Other than the obvious, like sleep and eat better, I would say getting rid of long, recurring, useless meetings was a big change. Status meetings in particular I find to be quite useless. Having my day broken up by a few meetings is a lot less productive than one fully open day.
Status meetings are often best replaced by a system like Trello.
Above all else, work on something that you're truly passionate about. It may take you a while to get there (either by finding the right employer or starting your own company), but it is the single biggest motivator I have found.
That's one approach.

Another is to occasionally take a break from your own interests, and help someone (or something) else. Making a difference where you are not directly and personally involved can itself be its own kind of rewarding.

This goes hand in hand with waking up early for me.

I plan something fun to work on for ten minutes at 7am every day. Usually I already know what I'm doing to do.

Then I get ready and go to work.

Waking up late for me I realized was due to not looking forward to the day. This helped.

I also time everything. It games your mind. I'll set a timer for ten minutes to write a unit test or something, and try to get it done in that time.

I really need to pay attention to my sleep. My ability to do anything goes down severely when I don't sleep enough (which for me is less than 8 hours a day). So much so that it's enough of a reason to not have kids (I suspect I'd lose my job and/or go crazy), at least not until I'm financially independent.

Apart from that, it's mostly all in your head - i.e. at least in my case, motivation/demotivation largely depends on whether my internal self believes that the effort is actually worth it. So, for eample if the project is actually pointless (will likely not deliver value to anyone on completion), I will be demotivated. Also, if my effort is unrecognized, this will be demotivating as well. Having to deal with completely preventable bullshit every day (general corporate incompetence spilling over my particular area of work) is also demotivating.

I've never found a way to make sure every day is guaranteed to be productive, I have stretches of being non-productive. It's ok, within reason. The most important thing, to me, is to reboot sooner rather than later. If you let it become later, you can lose a lot of time and not notice initially (the days will seem to slide by rapidly in hindsight). I treat it mentally like a small vacation, then tell myself to get back to proper work mode.

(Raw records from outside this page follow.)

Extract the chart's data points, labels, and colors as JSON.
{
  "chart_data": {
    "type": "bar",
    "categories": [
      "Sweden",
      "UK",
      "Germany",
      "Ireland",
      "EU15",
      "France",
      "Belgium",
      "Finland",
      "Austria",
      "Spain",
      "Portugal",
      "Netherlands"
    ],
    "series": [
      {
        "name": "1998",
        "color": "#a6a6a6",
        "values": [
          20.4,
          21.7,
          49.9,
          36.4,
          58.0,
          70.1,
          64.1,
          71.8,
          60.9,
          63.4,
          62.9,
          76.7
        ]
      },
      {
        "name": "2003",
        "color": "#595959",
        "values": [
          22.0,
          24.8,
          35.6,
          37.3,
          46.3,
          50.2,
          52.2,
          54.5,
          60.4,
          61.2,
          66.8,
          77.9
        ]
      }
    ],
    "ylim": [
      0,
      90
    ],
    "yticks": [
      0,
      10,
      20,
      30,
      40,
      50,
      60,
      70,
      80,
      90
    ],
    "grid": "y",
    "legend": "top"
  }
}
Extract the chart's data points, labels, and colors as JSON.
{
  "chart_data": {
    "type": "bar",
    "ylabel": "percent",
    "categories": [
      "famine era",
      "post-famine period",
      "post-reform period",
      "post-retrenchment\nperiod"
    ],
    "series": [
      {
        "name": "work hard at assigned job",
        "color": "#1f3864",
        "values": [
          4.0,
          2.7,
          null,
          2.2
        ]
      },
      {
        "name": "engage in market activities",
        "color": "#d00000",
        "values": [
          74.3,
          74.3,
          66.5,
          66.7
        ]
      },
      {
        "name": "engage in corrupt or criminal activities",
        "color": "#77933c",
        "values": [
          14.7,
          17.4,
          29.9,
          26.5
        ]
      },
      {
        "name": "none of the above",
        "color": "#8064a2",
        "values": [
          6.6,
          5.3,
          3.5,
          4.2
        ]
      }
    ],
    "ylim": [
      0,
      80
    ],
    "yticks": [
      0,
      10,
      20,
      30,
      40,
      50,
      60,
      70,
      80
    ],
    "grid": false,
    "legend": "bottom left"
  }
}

To do that, I pick small, easy wins, then roll from there until I'm back into a good day to day work routine of productivity. I've found making sure I do something early in the morning as part of being productive, makes a big difference in breaking slack patterns. Not letting the morning get away without doing something meaningful toward whatever I'm working on. I'm strongly a night person and I still find that to be critical. In my observation of low-productivity periods of time throughout my life, my mornings were always mediocre for productivity. As I've gotten older (closing in on 40 now), the value of being productive early in the day has gone up considerably (it's an energy conservation and utilization thing).

I keep a regular schedule. Wake up, get kids to school, work out, eat, get to work.

I maintain lists of things to think about and to do. My style of bulllet journeling.

I usually stick to the rule of threes. Three things I need to do this am, or today,or this week, this sprint...

If I don't need to read something now, it goes in my list and the tab is closed.

The biggest problem for me is that I am a morning person and there is not enough morning. I am most productive from around 5 or 6am til somewhere between 10am or noon. During that time, I need to get kids off to school, work out, and eat. I could shift working out, but if I skip it in the morning, I'm very likely to skip it over lunch or in the evening.

I have a dedicated office

I have a really solid desk setup - tray, mac, ultrawide, nice speakers. Ergonomics are important too.